Grief over the loss of a pet dog can be so deep and long-lasting. You can feel your heart really breaking, the tears flowing, and a painful emptiness haunting you as you move around the house—as you live another day in unfamiliar but stabbing pain.
You may try to drown your heartache by taking a long nap. Your appetite feels gone, and you are not in the mood for physical activities most of the time.
There are occasions, too, that you turn to emotional eating or other bad habits when the guilt, unhappiness, and all other negative emotions assail you simultaneously. And for some dog owners, even though death is natural for all living things, they silently blame themselves for the demise of their pet dog.
Amid all these sorrows, make sure you take at least a few moments to check how the loss of one of your beloved dogs is affecting its surviving companion or companions.
There’s a new study that shows dogs grieve too when they lose a companion dog. Especially if the two had been close, sharing food and toys, playing, or sleeping together.
After the death of a companion, dogs may howl or be noisier than usual, eat less, play less, and/or sleep more. They may also become more fearful and more demanding of your attention. And this behavior may last almost a year in some cases.
The team of Federica Pirrone, who conducted the study at the University of Milan, Italy, likens a dog’s mind to that of a two-year-old toddler. Pirrone says these behaviors indicate mourning.
“It could be indicative of suffering.
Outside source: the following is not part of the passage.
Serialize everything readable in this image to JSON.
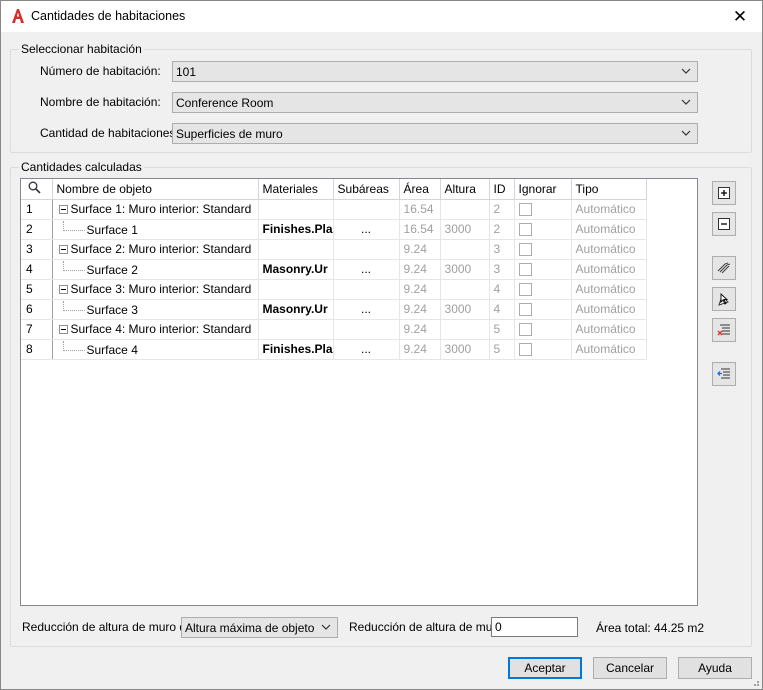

Separation from a companion could be expected to cause behavioral changes, which certainly overlap those behaviors that we normally interpret as being grief and mourning.”
The study also indicates that the reaction of the human owner may affect the degree of grief that the dog feels. When the human owner feels more intense pain or anger, the dog becomes more anxious and fearful.
During this difficult time, the dog longs for human attention, for warmth and reassurance of love.
In fact, a dog who has been left behind feels lonelier over the passing away of its companion dog than it will over its own death, since dogs don’t appear to have much capacity to contemplate their own demise.
And so, should you ever find yourself mourning over the loss of a pet dog, take the time to check on your other dog(s). Hug it, find solace in each other’s warmth, weep together, and begin living each day still feeling lonely but not alone.
In time, the heartache you both share will fade away, and you can start all over again.